Transferring a Method for Analysis of DNPH-Derivatized Aldehydes and Ketones from HPLC to UHPLC

Significance of the Topic

Aldehydes and ketones are ubiquitous carbonyl pollutants originating from natural and industrial sources and pose significant health risks, including respiratory irritation and carcinogenic effects. Reliable quantification of these compounds is vital for environmental monitoring and public health protection.

Objectives and Study Overview

To demonstrate the transfer of a conventional HPLC assay for 13 DNPH-derivatized aldehydes and ketones to UHPLC using Agilent 1290 Infinity II LC, aiming to drastically reduce analysis time and solvent usage without sacrificing chromatographic performance.

Methodology

The study employed DNPH derivatization followed by reversed-phase liquid chromatography. A standard HPLC method using a 4.6×150 mm, 5 µm C18 column with a water–acetone gradient was compared against UHPLC methods with a 2.1×50 mm, 1.8 µm column at flow rates of 0.25 mL/min and 1.25 mL/min. Chromatographic conditions were optimized for speed, maintaining detection at 360 nm and column temperature at 45 °C.

Used Instrumentation

• Agilent 1290 Infinity II High-Speed Pump (G7120A)
• Agilent 1290 Infinity II Multisampler (G7167B)
• Agilent 1290 Infinity II Multicolumn Thermostat (G7116B)
• Agilent 1290 Infinity II Diode Array Detector (G7117B) with 10 mm cell
• Agilent OpenLab CDS ChemStation Edition C.01.07

Main Results and Discussion

Transitioning to a 1.8 µm UHPLC column reduced run time by 60 % (9 min) and solvent consumption by over 60 %, while the accelerated 1.25 mL/min method cut analysis time by 90 % (<2.5 min). Both UHPLC approaches maintained retention time RSDs below 0.15 %, area RSDs below 0.65 %, and resolution comparable to HPLC. Correlation coefficients exceeded 0.9998, and LOD/LOQ improved markedly under UHPLC conditions.
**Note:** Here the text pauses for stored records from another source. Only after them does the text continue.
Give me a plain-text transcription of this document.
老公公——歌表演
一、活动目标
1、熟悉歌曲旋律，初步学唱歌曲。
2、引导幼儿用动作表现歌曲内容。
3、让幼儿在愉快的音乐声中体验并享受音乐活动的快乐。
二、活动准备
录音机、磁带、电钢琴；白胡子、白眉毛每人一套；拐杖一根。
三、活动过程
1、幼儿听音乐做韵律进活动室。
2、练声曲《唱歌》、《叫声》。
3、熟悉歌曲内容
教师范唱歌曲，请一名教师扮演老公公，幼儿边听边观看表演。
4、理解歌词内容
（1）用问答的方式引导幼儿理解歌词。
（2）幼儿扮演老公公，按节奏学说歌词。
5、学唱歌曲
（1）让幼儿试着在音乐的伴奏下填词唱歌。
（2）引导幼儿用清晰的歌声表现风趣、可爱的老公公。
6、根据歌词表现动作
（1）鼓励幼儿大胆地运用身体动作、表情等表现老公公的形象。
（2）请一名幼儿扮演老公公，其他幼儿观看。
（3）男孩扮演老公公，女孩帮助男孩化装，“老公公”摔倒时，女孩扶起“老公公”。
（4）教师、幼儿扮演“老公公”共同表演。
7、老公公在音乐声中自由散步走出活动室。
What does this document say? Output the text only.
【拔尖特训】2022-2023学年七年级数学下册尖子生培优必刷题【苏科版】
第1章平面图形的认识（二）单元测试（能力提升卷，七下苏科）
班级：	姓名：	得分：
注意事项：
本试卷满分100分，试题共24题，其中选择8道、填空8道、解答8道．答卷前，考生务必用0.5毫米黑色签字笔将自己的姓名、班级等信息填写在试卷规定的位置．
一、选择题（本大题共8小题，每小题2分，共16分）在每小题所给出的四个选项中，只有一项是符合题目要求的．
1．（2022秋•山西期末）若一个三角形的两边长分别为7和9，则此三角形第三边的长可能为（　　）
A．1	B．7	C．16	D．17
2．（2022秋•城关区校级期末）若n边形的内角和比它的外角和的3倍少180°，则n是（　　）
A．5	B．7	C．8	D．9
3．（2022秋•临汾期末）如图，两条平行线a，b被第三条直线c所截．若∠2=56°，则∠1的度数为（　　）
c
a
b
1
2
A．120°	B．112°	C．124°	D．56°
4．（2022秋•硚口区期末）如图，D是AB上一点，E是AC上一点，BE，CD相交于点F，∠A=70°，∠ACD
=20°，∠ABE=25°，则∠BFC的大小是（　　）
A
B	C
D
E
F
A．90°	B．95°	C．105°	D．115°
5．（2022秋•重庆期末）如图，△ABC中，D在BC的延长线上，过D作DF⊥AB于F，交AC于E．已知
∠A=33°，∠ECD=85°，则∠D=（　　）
Benefits and Practical Applications

• High-throughput environmental monitoring with rapid sample turnaround
• Reduced solvent costs and waste generation
• Enhanced sensitivity for trace-level quantitation
• Compatibility with existing HPLC methods for seamless method transfer

Future Trends and Potential Applications

Further miniaturization and increased pressure capabilities may enable sub-minute separations and integration with on-line mass spectrometry for comprehensive speciation. Portable UHPLC platforms could facilitate field-based air quality assessments and real-time monitoring.

Conclusion

The UHPLC method transfer demonstrated significant reductions in analysis time and solvent consumption without compromising precision, linearity, or detection limits, highlighting the advantages of sub-2 µm column technology for environmental carbonyl analysis.

Reference

1. Levart A, Veber M. Determination of aldehydes and ketones in air samples using cryotrapping sampling. Chemosphere. 2001;44(4):701–708.
2. Uchiyama S, Inaba Y, Kunugita N. Derivatization of carbonyl compounds with DNPH and their determination by HPLC. J Chromatogr B. 2011;879(17-18):1282–1289.
3. Zwiener C, Glauner T, Frimmel FH. Optimization for carbonyl determination in disinfected water by DNPH derivatization and LC-ESI-MS/MS. Anal Bioanal Chem. 2002;372(5-6):615–621.